LAPD Cmdr. Andrew Smith said the sergeant and two officers who shot at a homeless man on Sunday had never before fired their weapons while on duty during their combined 25 years with the LAPD.
FOR THE RECORD
A previous version of this post said the rookie officer had less than a year's experience on the force. The officer has less than one year of experience in the field.
The sergeant and two officers were assigned to the Safer Cities Initiative, a task force focused on downtown L.A.'s skid row. Smith said the sergeant had spent eight years with the LAPD; the two officers 11 years and 6 years.
A rookie officer, who has less than a year's experience in the field, was recovering from an injury he sustained during the struggle before the shooting, Smith said, declining to elaborate.
Smith said top department officials received their initial briefing on the altercation Wednesday, after which Chief Charlie Beck decided the officers involved could return to administrative duties, out of the field.
Smith said their names would not be released until the department had completed its evaluation of any threats made against them.
The California Supreme Court ruled last year that police departments must generally provide the names of officers involved in shootings, unless they can demonstrate there are credible threats to the officers' safety.
Sunday's killing drew international attention after a bystander recorded video of the shooting and posted it on Facebook.
The shooting has highlighted the difficulties police say they face in patrolling skid row, where many inhabitants struggle with mental illness and drug abuse.

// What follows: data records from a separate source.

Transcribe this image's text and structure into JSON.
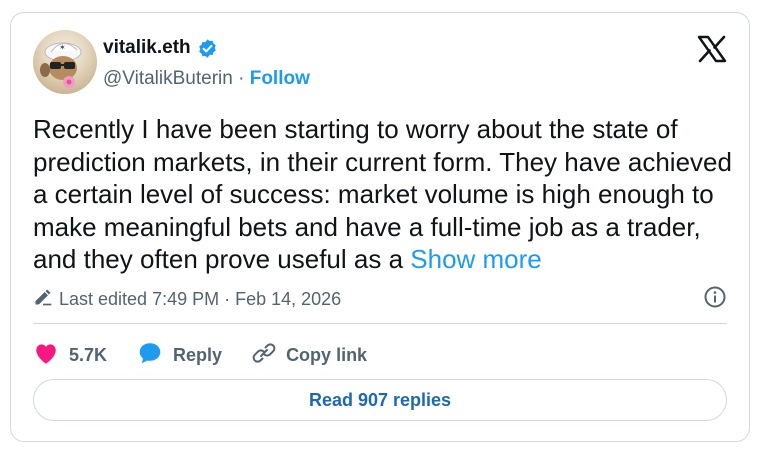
{
  "author": {
    "name": "vitalik.eth",
    "handle": "@VitalikButerin",
    "separator": "·",
    "follow_label": "Follow"
  },
  "tweet": {
    "text": "Recently I have been starting to worry about the state of prediction markets, in their current form. They have achieved a certain level of success: market volume is high enough to make meaningful bets and have a full-time job as a trader, and they often prove useful as a",
    "show_more_label": "Show more",
    "edited_label": "Last edited 7:49 PM · Feb 14, 2026"
  },
  "actions": {
    "like_count": "5.7K",
    "reply_label": "Reply",
    "copy_link_label": "Copy link"
  },
  "read_replies_label": "Read 907 replies",
  "icons": {
    "verified": "verified-badge-icon",
    "x_logo": "x-logo-icon",
    "edit": "pencil-icon",
    "info": "info-icon",
    "like": "heart-icon",
    "reply": "speech-bubble-icon",
    "copy_link": "link-icon"
  },
  "colors": {
    "accent": "#1d9bf0",
    "like": "#f91880",
    "muted": "#536471",
    "border": "#cfd9de"
  }
}
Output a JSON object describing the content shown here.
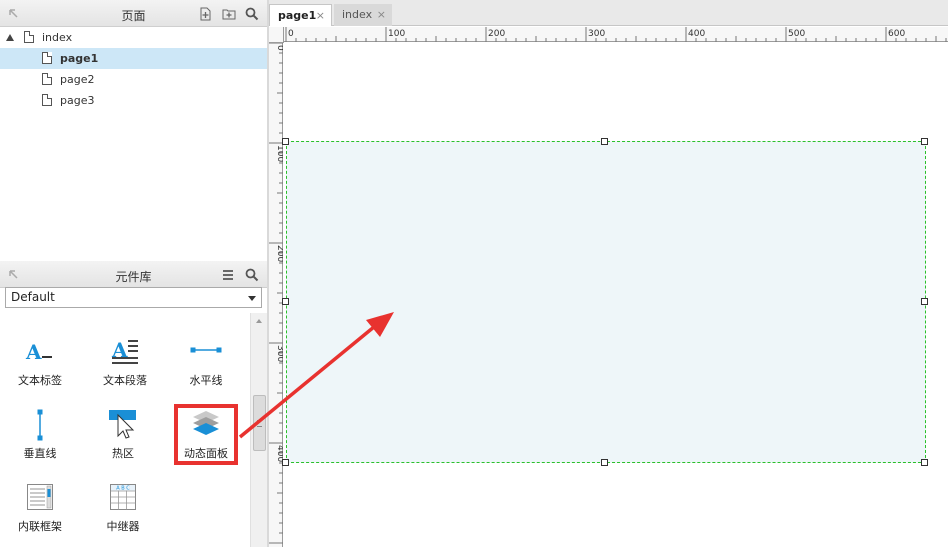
{
  "pages_panel": {
    "title": "页面",
    "items": [
      {
        "label": "index"
      },
      {
        "label": "page1"
      },
      {
        "label": "page2"
      },
      {
        "label": "page3"
      }
    ]
  },
  "library_panel": {
    "title": "元件库",
    "selected_library": "Default",
    "widgets": [
      {
        "label": "文本标签",
        "icon": "text-label-icon"
      },
      {
        "label": "文本段落",
        "icon": "text-paragraph-icon"
      },
      {
        "label": "水平线",
        "icon": "horizontal-line-icon"
      },
      {
        "label": "垂直线",
        "icon": "vertical-line-icon"
      },
      {
        "label": "热区",
        "icon": "hotspot-icon"
      },
      {
        "label": "动态面板",
        "icon": "dynamic-panel-icon"
      },
      {
        "label": "内联框架",
        "icon": "inline-frame-icon"
      },
      {
        "label": "中继器",
        "icon": "repeater-icon"
      }
    ],
    "text_label_glyph": "A",
    "paragraph_glyph": "A",
    "repeater_header_text": "A B C"
  },
  "tabs": [
    {
      "label": "page1",
      "close": "×"
    },
    {
      "label": "index",
      "close": "×"
    }
  ],
  "ruler": {
    "top_labels": [
      "0",
      "100",
      "200",
      "300",
      "400",
      "500",
      "600"
    ],
    "left_labels": [
      "0",
      "100",
      "200",
      "300",
      "400"
    ]
  },
  "colors": {
    "highlight": "#e8322f",
    "panel_fill": "#eef6f9",
    "selection_border": "#2bc02b",
    "selected_row": "#cde7f7",
    "icon_blue": "#1a8fd6"
  }
}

But it has also reignited anger from those living in the tent encampments and their advocates, who say police tactics are too aggressive.
The man killed was known by others on skid row as "Africa" or "Cameroon." Authorities used his fingerprints to identify him as Charley Saturmin Robinet, a man convicted of robbing a bank in Thousand Oaks in 2000.
But on Tuesday, French officials said Robinet was "alive and well in France." The man killed by police had stolen Robinet's identity and used it to acquire a French passport to come to the United States in the late 1990s.
Federal immigration officials said Wednesday that the man was a Cameroonian national, but provided no other details about the man's identity.